Our studies span several levels ranging from

  1. the intrinsic membrane properties of single cells,
  2. the synaptic interactions within micro- and macro-cortical circuits,
  3. the dynamic modulatory influence of endogenous and exogenous neurochemicals upon the intrinsic and synaptic properties described above,
  4. the effects of disturbances in these systems upon the regulation of behaviour.
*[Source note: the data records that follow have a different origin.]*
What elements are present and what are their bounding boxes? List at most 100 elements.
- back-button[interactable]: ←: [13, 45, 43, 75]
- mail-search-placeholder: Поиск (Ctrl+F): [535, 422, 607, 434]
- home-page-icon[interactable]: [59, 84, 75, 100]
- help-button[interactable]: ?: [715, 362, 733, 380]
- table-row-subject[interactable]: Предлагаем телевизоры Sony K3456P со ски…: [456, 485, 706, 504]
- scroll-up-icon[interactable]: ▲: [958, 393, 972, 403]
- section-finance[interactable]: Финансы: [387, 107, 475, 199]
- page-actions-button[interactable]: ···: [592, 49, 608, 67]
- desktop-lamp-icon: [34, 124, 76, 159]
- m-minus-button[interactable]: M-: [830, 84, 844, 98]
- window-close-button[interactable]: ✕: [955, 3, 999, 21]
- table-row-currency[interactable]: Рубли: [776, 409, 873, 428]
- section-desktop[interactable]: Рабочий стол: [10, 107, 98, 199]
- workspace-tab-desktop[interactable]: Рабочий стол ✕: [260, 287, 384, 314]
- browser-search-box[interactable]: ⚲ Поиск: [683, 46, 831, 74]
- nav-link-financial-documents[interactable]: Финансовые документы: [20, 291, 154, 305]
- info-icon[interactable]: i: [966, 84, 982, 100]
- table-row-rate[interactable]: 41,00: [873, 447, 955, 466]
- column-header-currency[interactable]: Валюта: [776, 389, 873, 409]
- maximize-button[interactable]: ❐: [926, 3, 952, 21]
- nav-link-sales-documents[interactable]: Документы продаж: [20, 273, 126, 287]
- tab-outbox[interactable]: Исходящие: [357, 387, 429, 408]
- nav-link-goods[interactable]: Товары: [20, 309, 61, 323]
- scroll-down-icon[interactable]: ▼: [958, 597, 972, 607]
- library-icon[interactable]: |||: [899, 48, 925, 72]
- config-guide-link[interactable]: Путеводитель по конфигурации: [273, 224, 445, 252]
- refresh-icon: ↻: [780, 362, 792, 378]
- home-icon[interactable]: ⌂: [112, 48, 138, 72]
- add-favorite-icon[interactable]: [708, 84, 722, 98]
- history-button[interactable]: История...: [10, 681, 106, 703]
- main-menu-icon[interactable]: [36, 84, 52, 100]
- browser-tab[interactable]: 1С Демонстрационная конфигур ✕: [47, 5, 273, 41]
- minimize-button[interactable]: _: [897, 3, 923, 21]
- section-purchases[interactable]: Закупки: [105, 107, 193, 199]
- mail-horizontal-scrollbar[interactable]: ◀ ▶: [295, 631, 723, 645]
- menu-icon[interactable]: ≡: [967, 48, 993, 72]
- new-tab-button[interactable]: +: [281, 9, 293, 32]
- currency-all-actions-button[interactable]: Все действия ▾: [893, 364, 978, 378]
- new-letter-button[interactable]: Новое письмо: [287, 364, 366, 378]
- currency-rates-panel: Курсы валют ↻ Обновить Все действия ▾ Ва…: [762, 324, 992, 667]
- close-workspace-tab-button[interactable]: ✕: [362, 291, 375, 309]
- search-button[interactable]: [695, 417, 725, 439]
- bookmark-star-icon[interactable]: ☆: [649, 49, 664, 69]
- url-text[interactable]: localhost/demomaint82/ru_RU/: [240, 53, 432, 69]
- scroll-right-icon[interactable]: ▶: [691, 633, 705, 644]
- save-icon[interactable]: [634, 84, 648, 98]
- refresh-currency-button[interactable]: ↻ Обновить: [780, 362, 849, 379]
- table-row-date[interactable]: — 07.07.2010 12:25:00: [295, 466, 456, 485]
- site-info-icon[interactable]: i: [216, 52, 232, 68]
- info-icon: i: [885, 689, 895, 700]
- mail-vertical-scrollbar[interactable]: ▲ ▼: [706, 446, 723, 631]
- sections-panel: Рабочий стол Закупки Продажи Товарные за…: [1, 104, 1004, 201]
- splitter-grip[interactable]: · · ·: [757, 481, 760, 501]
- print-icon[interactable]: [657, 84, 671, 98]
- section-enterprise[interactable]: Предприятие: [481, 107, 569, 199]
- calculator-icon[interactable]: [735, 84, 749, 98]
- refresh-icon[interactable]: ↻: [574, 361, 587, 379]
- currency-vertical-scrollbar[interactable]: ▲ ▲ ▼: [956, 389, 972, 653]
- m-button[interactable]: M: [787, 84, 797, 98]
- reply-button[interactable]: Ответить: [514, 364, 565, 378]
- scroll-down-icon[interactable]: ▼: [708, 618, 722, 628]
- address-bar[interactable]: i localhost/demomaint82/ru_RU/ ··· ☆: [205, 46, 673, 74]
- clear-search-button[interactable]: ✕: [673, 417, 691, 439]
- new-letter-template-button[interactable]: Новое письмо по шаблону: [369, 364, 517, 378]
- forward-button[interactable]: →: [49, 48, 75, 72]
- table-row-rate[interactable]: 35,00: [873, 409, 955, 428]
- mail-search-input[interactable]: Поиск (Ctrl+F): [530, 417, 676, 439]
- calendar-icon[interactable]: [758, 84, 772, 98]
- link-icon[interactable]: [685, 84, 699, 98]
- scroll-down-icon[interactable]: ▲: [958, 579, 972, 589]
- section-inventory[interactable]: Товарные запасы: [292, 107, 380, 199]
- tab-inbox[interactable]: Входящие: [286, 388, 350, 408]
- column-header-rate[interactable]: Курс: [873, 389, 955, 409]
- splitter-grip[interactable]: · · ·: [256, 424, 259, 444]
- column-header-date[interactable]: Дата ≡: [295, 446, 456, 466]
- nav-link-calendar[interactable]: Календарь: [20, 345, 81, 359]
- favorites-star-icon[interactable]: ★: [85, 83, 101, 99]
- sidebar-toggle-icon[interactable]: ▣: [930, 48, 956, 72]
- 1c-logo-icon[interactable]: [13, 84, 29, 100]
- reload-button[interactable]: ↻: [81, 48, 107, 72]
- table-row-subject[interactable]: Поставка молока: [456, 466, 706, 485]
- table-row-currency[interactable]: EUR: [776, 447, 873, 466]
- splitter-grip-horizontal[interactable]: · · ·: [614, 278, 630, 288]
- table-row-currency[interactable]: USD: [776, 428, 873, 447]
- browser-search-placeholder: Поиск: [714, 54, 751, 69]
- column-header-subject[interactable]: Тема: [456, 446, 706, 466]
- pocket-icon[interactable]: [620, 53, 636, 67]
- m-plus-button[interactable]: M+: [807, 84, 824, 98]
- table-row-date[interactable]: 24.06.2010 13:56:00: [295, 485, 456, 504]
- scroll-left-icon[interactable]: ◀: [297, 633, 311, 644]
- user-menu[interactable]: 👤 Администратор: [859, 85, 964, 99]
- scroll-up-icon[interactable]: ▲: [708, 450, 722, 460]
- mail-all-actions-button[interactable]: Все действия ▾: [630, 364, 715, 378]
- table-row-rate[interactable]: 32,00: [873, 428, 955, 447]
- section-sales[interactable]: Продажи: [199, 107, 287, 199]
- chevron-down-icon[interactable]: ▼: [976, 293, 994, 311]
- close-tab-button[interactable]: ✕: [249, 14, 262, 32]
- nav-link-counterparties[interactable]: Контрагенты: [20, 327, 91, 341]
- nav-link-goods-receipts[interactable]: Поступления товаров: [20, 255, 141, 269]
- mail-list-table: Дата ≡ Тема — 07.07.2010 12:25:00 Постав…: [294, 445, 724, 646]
Our focus is neurophysiological and includes intracellular techniques (sharp electrode and whole-cell) in both voltage and current clamp modes. Also used are extracellular techniques (single-unit, multi-unit, and field). Multiple electrophysiological recordings of the same or different types tend to be conducted simultaneously, thereby allowing brain events to be recorded at multiple levels and across different anatomical structures. This is important in attempts to decode activity patterns. Recordings are conducted in both in vivo (anaesthetised and freely behaving animals) and in vitro preparations (brain slices and isolated whole brain). Basic neuropharmacological techniques are used to test the effects of neuroactive substance on neurophysiological properties. Neuroanatomical techniques are also used to reveal the morphological characterisation of recorded cells, in addition to the locations of electrodes and probes. Signal analysis procedures allow the characterisation of complex relationships within and between time series signals.